• U.S.

POLITICAL NOTES: Vito & Mr. Wall Street

3 minute read
TIME

DON’T PAY RENT INCREASES. IF YOUR LANDLORD ASKS FOR A RENT INCREASE, REPORT HERE AND I SHALL HELP YOU FIGHT THE REAL ESTATE TRUST—Your Congressman Vito Marcantonio.

That promise, displayed across a two-story building on Manhattan’s upper First Avenue, meant more last week to the polyglot voters of slum-ridden East Harlem than any amount of campaign oratory. It was the reason thousands of them would turn out as usual next month to support the sardonic, sallow little man who has long been the, Communists’ most zealous congressional spokesman. It was the same formula which had made Vito Marcantonio the absolute boss of one of New York’s roughest, toughest congressional districts.

Lost Opportunity. This year there had been signs that rabble-rousing Vito Marcantonio’s Communist-line record would be enough to defeat him for reelection. He had lost the federal patronage which went with his onetime Republican and Democratic backing. He had lost the power of local handouts when New York’s Mayor William O’Dwyer booted his American Labor Party henchmen out of City Hall. But then both major parties had kicked away their one real chance of breaking Vito’s stranglehold by failing to combine against him.

Instead, they had both nominated their own candidates. The Republicans (and Liberals) had picked 35-year-old Navy Veteran John Ellis, who suffered from the political disadvantage of being a Wall Street broker and not living in the district he sought to represent. The Democrats had dug up a stumble-tongued electrical contractor and ward boss named John Morrissey, who likes to boast of his “farfetched knowledge of electricity.” By belaboring each other, as well as denouncing Marcantonio, they simply made Vito’s job easier.

Favors & Results. Meanwhile, Vito concentrated on dealing out favors to his constituents. Sitting in his grimy First Avenue headquarters, assisted by a battery of secretaries, he put in long, patient hours defending everything from eviction cases to felony raps for the Negroes, Italians and Puerto Ricans who make up almost half of the district’s voting lists.

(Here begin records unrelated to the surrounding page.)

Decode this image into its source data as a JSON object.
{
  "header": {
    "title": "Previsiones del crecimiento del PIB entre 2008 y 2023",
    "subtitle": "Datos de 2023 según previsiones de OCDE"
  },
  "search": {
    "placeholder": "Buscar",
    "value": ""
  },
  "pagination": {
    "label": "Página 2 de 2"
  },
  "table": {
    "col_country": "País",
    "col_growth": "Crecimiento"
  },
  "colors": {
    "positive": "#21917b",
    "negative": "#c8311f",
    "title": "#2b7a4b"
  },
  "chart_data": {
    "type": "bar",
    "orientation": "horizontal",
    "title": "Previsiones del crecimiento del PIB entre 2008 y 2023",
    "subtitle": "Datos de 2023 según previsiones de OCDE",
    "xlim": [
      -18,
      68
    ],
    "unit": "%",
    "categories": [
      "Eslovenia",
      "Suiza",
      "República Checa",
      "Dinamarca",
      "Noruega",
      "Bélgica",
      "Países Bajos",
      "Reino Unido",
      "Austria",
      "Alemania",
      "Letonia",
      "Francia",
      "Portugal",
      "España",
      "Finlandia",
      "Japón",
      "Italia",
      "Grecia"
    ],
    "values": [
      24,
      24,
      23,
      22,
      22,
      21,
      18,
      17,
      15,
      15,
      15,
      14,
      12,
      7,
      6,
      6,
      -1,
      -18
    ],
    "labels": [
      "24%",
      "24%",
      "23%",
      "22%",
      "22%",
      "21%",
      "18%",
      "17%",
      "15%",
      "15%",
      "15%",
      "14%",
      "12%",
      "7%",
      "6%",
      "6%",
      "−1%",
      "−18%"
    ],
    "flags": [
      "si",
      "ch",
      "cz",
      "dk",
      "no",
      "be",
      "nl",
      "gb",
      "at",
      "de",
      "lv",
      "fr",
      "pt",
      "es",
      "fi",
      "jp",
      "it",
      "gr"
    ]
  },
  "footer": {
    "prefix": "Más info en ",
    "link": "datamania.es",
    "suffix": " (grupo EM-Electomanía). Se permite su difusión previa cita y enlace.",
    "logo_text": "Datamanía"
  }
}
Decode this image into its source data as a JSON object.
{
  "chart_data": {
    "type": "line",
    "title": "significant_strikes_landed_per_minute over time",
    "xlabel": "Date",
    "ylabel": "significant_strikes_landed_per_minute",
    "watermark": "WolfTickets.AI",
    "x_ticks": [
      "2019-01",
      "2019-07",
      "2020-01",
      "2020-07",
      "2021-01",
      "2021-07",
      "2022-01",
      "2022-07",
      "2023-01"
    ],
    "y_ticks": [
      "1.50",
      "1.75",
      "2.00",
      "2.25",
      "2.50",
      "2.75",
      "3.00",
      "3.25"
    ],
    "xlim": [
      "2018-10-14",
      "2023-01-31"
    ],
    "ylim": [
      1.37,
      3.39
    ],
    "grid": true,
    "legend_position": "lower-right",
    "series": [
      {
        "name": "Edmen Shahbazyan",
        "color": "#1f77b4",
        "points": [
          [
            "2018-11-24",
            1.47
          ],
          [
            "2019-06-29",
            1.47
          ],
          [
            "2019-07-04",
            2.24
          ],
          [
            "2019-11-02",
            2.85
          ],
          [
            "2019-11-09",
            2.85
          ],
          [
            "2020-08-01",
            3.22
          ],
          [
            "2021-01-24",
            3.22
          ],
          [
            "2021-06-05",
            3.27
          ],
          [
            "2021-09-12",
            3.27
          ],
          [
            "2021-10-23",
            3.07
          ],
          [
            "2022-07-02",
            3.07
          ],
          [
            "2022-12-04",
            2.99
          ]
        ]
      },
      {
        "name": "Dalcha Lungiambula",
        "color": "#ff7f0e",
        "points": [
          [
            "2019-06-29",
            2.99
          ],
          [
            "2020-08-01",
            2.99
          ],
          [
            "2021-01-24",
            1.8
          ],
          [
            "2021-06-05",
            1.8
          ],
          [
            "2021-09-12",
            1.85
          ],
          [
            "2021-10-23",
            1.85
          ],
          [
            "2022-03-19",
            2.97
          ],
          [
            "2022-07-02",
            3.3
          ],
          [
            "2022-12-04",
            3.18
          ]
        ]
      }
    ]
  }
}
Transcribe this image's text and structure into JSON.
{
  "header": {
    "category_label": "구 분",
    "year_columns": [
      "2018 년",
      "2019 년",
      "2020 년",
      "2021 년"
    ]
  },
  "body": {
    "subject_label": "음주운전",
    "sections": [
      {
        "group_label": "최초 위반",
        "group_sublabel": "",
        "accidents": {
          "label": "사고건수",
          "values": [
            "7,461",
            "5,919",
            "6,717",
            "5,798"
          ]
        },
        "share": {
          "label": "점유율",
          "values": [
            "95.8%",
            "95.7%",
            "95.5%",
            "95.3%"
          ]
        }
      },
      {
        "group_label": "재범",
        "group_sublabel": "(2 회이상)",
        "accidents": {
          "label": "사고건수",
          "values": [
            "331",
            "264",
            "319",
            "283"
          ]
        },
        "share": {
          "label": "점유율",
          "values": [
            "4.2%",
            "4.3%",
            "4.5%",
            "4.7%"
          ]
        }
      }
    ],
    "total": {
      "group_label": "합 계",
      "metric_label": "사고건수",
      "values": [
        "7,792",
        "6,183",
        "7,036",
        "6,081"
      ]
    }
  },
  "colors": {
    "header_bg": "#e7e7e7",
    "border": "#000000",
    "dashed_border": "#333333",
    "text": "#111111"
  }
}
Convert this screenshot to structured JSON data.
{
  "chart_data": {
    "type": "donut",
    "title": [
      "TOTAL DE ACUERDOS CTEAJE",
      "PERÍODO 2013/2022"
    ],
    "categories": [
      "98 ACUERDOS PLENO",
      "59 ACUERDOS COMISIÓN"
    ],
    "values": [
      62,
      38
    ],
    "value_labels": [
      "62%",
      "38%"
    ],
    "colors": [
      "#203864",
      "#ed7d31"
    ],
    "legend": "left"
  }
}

At night he clambered into an old Packard to stump the district, stopping at street-corner meetings to harangue the crowds from, an accompanying sound truck. Dressed in a dark, single-breasted suit, his voice rising to a strident shout, he switched smoothly from English to Italian to Spanish. With him went a top-hatted ventriloquist who called himself Mr. Wall Street and carried a tail-coated dummy representing Social Registerite John Ellis. Cried Marcantonio: “I’m doing something no candidate for office ever does. I’m introducing you to my opponent.”

Brushing off Candidate Morrissey as a testa di cappuccio (cabbage-head), Marcantonio flailed away at Ellis’ Wall Street background, lambasted the Marshall Plan as a plot against the workers of Italy. Who but Marcantonio, he shrilled, was fighting to bring new housing and lower prices to the voters? Flourishing a copy of the Social Register, he demanded: “Do you want the Four Hundred? Or do you want me, one of 140 million working Americans?” In a district where concrete results are more important than ideologies, the answer was not hard to find. With the opposition against him divided, the 18th would probably send Marc back to Congress for the seventh time.